December 2016 marked one year since the first wave of Syrian refugees settled in Canada as part of the federal Liberal government’s project to welcome 25,000 refugees. The year since their arrival brought with it hopeful, inspiring stories of Canadians coming together to welcome newcomers. Canada has received a great deal of acclaim from the international community about its approach to refugee sponsorship and is being held up as a model for other countries.
Support for Syrian children and youth going to school was recognized as a priority. In spite concerns of that government support was (and continues to be) insufficient to accommodate and meet the needs of students, Canadians have demonstrated compassion for the struggles of newcomers, and enthusiasm to lend a hand. School boards launched a program that allowed Syrian children and youth temporarily housed in hotels to attend school, school communities raised funds to sponsor refugee families, and teachers organized their students to write welcome cards for newcomers and deliver them to Parliament Hill.
However, despite all of these examples of genuine goodwill, recent world events have served to undermine these sentiments and Canada is not immune. Reaction to the recent Quebec mosque shootings and political developments south of the border are instead speaking to a shift toward Islamophobia. We are seeing a rising tide of fear and intolerance in a time where there is increasing need for inclusion. Hate crimes are committed against the LGBT community, racial, religious and other minorities, and with this, an approach to inclusion must address all of these realities. Yet Muslims have faced a sizable amount of the hostility. In 2014, the latest year for which statistics are available, Canadian police recorded 99 religiously motivated hate crimes against Muslims — up from 45 in 2012, according to Statistics Canada.
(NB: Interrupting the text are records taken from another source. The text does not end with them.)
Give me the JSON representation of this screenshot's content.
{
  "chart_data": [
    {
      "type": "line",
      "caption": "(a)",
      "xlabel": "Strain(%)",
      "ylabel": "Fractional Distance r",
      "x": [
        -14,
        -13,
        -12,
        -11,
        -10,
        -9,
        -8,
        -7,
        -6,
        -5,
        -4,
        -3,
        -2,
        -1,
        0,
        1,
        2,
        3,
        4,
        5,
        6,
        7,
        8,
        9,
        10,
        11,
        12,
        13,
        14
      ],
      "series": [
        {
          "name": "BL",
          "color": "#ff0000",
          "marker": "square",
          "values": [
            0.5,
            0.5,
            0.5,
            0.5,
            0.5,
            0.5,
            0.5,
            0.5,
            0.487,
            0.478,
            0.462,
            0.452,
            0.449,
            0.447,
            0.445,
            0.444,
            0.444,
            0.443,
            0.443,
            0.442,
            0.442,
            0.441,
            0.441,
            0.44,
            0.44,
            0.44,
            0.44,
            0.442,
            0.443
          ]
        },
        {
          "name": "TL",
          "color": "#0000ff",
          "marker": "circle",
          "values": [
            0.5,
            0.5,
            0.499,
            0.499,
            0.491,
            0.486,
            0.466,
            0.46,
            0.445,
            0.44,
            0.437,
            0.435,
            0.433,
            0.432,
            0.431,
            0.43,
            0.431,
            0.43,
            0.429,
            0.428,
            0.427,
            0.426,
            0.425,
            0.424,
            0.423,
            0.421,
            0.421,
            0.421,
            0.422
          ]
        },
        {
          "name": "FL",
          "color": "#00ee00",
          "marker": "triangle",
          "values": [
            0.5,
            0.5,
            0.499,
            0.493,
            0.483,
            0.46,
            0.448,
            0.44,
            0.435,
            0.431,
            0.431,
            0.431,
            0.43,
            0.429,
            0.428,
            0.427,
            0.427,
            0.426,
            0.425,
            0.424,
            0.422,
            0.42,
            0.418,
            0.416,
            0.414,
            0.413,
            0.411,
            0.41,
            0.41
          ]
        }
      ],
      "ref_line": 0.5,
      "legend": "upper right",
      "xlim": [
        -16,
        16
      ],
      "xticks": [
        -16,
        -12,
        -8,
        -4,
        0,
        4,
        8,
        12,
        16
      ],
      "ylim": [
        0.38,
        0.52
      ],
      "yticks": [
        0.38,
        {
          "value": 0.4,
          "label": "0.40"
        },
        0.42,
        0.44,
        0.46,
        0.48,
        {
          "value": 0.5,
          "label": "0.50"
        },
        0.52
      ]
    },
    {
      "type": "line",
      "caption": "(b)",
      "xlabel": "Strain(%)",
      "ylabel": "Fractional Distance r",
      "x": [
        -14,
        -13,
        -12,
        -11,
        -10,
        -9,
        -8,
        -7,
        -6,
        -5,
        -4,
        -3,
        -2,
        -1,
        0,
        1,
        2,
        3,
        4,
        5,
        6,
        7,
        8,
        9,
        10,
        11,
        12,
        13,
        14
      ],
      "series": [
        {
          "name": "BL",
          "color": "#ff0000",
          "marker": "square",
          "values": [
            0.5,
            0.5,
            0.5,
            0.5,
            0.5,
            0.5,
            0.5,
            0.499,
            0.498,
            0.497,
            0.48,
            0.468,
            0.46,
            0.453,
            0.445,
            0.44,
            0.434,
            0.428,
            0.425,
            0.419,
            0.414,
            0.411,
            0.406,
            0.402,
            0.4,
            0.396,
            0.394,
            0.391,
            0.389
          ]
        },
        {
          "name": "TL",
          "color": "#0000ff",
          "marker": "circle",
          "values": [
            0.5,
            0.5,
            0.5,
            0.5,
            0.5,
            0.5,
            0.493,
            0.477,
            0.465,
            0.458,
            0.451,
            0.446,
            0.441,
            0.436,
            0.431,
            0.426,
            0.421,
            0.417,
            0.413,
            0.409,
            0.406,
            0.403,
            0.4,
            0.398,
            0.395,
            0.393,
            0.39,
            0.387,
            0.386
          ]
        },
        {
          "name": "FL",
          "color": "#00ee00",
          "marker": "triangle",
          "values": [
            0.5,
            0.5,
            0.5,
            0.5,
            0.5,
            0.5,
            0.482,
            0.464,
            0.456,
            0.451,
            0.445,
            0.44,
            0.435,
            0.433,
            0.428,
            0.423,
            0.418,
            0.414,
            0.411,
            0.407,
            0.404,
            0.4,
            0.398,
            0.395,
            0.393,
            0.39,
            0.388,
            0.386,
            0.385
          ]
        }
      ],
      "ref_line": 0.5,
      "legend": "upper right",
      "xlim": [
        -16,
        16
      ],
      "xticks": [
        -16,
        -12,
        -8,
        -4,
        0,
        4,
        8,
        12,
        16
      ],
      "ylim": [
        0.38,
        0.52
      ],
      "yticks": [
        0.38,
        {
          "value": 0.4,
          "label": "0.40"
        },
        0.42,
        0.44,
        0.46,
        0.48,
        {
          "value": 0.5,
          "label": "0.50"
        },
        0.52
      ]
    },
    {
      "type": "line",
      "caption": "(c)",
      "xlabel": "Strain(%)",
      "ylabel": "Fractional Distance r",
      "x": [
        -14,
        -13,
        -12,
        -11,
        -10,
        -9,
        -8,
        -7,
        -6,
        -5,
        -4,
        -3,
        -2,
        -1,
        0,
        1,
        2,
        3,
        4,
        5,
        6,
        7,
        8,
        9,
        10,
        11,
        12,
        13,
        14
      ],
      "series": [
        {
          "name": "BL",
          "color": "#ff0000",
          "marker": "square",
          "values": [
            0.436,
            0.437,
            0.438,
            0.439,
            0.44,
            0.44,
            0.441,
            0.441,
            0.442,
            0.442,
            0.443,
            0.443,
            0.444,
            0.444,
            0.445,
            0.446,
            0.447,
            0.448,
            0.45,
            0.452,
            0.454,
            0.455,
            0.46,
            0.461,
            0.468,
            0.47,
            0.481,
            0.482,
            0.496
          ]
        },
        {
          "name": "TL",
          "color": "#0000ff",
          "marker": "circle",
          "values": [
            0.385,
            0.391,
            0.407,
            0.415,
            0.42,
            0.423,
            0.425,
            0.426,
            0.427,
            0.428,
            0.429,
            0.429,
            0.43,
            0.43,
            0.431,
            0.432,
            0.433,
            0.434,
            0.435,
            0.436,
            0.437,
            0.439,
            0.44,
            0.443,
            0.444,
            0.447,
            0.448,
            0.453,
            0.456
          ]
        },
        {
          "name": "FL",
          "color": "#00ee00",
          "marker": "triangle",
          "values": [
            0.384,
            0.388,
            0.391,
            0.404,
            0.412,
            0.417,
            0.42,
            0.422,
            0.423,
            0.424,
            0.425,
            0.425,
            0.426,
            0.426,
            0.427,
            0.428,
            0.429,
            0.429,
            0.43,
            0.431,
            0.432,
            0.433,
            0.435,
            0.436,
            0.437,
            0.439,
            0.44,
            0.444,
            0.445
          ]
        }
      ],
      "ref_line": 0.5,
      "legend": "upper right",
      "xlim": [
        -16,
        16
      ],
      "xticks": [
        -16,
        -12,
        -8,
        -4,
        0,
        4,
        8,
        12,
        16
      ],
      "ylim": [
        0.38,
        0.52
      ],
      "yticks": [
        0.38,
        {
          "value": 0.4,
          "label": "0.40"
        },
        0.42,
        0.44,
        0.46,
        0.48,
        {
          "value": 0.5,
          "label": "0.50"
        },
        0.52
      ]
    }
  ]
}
Opening doors to welcome refugees to Canada is only the first step of the process towards meaningful integration. The real work of ensuring social inclusion is a much longer-term investment. But the classroom is where many important values such as openness and embracing of diversity are born. Schools should not just accommodate newcomers, Muslim pupils, and their families; especially in the current climate, schools must serve as a space of safety and support.
How Teachers Can Ensure Safe and Supportive Learning Spaces
Many resources are available to help teachers and school administrators ensure safe and supportive classrooms, and encourage students to embrace diversity more generally. The National Council of Canadian Muslims, the Islamic Social Services Association and the Canadian Human Rights Commission have created the guide, Helping Students Deal with Trauma Related to Geopolitical Violence and Islamophobia. It provides guidance on supporting students who are dealing with grief, fear and confusion, which can help to create a safer classroom environment.
The Harvard Graduate School of Education has also put together a comprehensive list of tips, additional resources and research studies on how schools can work to address bullying and dismantle Islamophobia. The resources can be found here.
Social emotional learning (SEL) is another process that can be purposefully integrated into classroom settings to build trust and mutual respect among students. The Collaborative for Academic, Social and Emotional Learning in the United States has several resources for explaining SEL, and approaches and tools for school-based implementation.
The US-based Committee for Children also published a list of recommendations for teachers to help children feel safe and supported in this new era. Oxfam UK has compiled comprehensive guidance on how to create “schools of sanctuary”. Major publishing houses have also developed lists of books to help children understand the plight of refugees.
How Children Can Take Action
The goal of all of this work is to help children and youth navigate the new geopolitical landscape. Schools can empower students to think critically about the information they are receiving, make thoughtful decisions in determining their own values and place in these discussions, and finally to take action. All schools have homegrown approaches and opportunities for student engagement. Samara Canada, provides a variety of resources for classrooms here, here and here. Oxfam UK has a useful resource on how to teach controversial issues in the classroom. Radical Teacher, an academic journal on teaching theory and practice, has a resource page with lesson plans on a wide variety of current political issues including the U.S. immigration ban.
In this unpredictable, uncertain political climate, business as usual is insufficient. Teachers need targeted strategies to ensure safe and supportive environments for their students and to promote a school ethos based on inclusion and respect. Students need avenues for peaceful, meaningful engagement in issues that affect them. Both teachers and students have a critical role to play – keeping fear out of Canadian classrooms depends on it.